Public Education: Start Again

If you could start from zero, what would public education look like?

Resources

Many have realized the inefficiencies and inequities of what we know today as Public Education. Some have suggested different methods, some new tools, and some different systems – such as home schooling. While none as radical as starting from scratch, there are elements of each that are valid and potentially useful to whatever shape the eventual solution takes. Until I can figure out how to have sub pages show up, the blogroll to the right shows a very brief starter list of links to sites I have found or been referred to. They seem to understand the enormity of the challenge of this process called education. Please feel free to add to this list in your comments as you come to it or find more resources that can shed light. I will copy them into the blogroll (or the other pages once I figure it out).

2 Responses to “Resources”

  1. srdill said

    Another use for this page may be to cite others who have glimpsed a very different method or meaning for the term “public education.” For instance, this quote attributed to Rabindranath Tagore, the recipient of the 1913 Nobel Prize for literature, as he described the environment at Santiniketan, the school he had created in 1901 and later supported with the proceeds of his Nobel Prize:

    “A child is in his natural setting amidst the flowers and the songbirds. There he may more easily express the hidden wealth of his individual endowment. True education is not pumped and crammed in from outside sources, but aids in bringing to the surface the infinite hoard of wisdom within.”

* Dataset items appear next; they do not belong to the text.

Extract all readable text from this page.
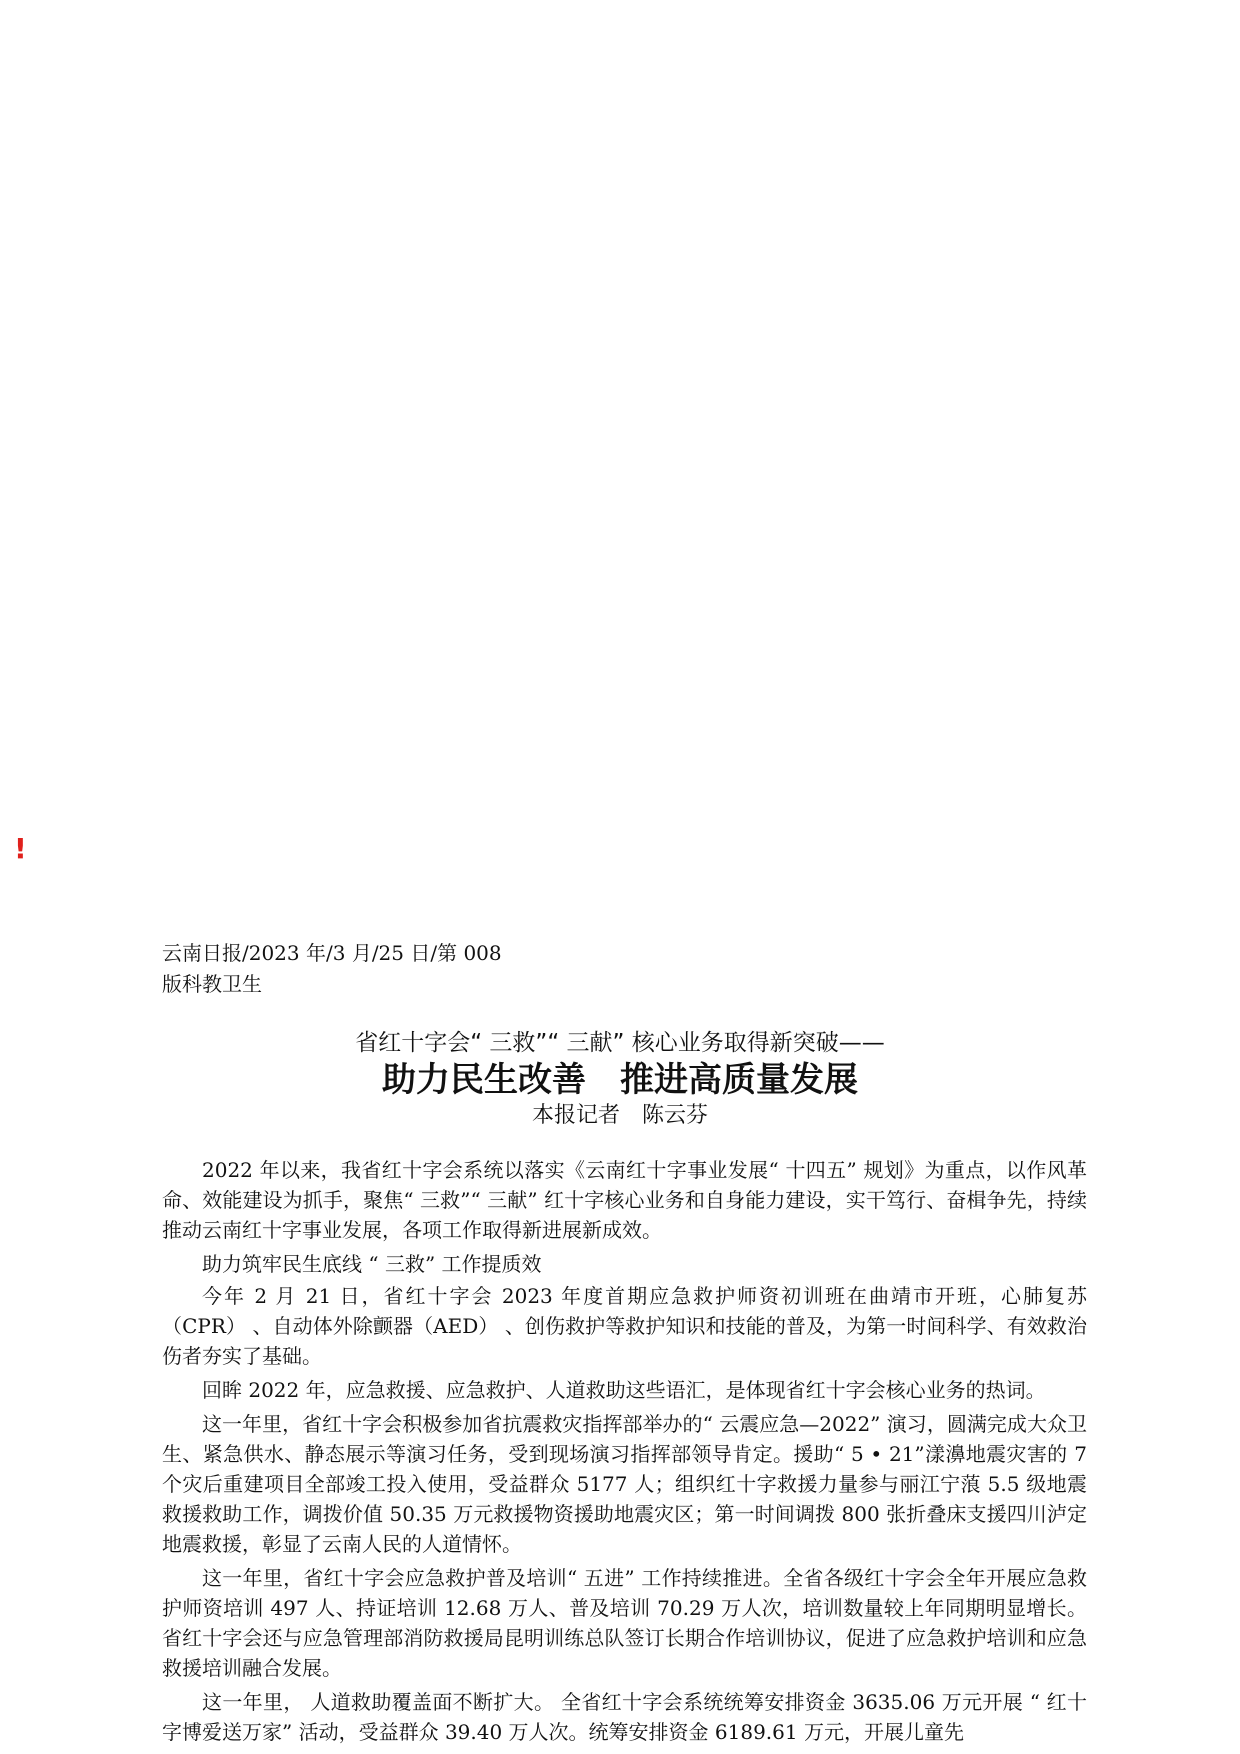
!
云南日报/2023 年/3 月/25 日/第 008
版科教卫生
省红十字会“ 三救”“ 三献” 核心业务取得新突破——
助力民生改善　推进高质量发展
本报记者　陈云芬

2022 年以来，我省红十字会系统以落实《云南红十字事业发展“ 十四五” 规划》为重点，以作风革命、效能建设为抓手，聚焦“ 三救”“ 三献” 红十字核心业务和自身能力建设，实干笃行、奋楫争先，持续推动云南红十字事业发展，各项工作取得新进展新成效。

助力筑牢民生底线 “ 三救” 工作提质效

今年 2 月 21 日，省红十字会 2023 年度首期应急救护师资初训班在曲靖市开班，心肺复苏（CPR） 、自动体外除颤器（AED） 、创伤救护等救护知识和技能的普及，为第一时间科学、有效救治伤者夯实了基础。

回眸 2022 年，应急救援、应急救护、人道救助这些语汇，是体现省红十字会核心业务的热词。

这一年里，省红十字会积极参加省抗震救灾指挥部举办的“ 云震应急—2022” 演习，圆满完成大众卫生、紧急供水、静态展示等演习任务，受到现场演习指挥部领导肯定。援助“ 5 • 21”漾濞地震灾害的 7 个灾后重建项目全部竣工投入使用，受益群众 5177 人；组织红十字救援力量参与丽江宁蒗 5.5 级地震救援救助工作，调拨价值 50.35 万元救援物资援助地震灾区；第一时间调拨 800 张折叠床支援四川泸定地震救援，彰显了云南人民的人道情怀。

这一年里，省红十字会应急救护普及培训“ 五进” 工作持续推进。全省各级红十字会全年开展应急救护师资培训 497 人、持证培训 12.68 万人、普及培训 70.29 万人次，培训数量较上年同期明显增长。省红十字会还与应急管理部消防救援局昆明训练总队签订长期合作培训协议，促进了应急救护培训和应急救援培训融合发展。

这一年里， 人道救助覆盖面不断扩大。 全省红十字会系统统筹安排资金 3635.06 万元开展 “ 红十字博爱送万家” 活动，受益群众 39.40 万人次。统筹安排资金 6189.61 万元，开展儿童先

    Paramahansa Yogananda, “Autobiography of a Yogi” c. 1946

  2. srdill said

    Here is someone who sees a similar future for Public Education, though there is still a dependence on teachers rather than parents. This is becoming a differentiator. From Chris Whittle in an editorial in the Wall Street Journal:

    “So what might schools of the future be like? Although our vision may be obscured by our attendance at “old design” schools for most of our formative years, educational visionaries can see, through the mist, the coastlines of these new schools. They see schools in which students are much more engaged in their “job” of learning; schools where teachers are paid like other professionals; schools that are hybrids between our current brick-and-mortar model and homeschooling techniques; schools where the assets of our magical digital age are fully unleashed, not to replace teachers, but rather to work in seamless combination with them. These designers know we can move our schools — and our educational results — to another level, just as we moved from the candle to the light bulb, from the prop plane to the jet.

    For this to happen quickly and well, however, our national political leadership must fund a whole new level of educational innovation. Great new schools do not just happen. As with every business innovation, they must be thoughtfully developed and designed — and that takes real resources that are simply not available to local school systems.”

    The funding burden on the government is also a stumbling block. For this effort to fly, there needs to be a reduction of public cost, not an increase. That will make it easier for political support at the local level and engender the support of those without children currently paying for public education out of their taxes.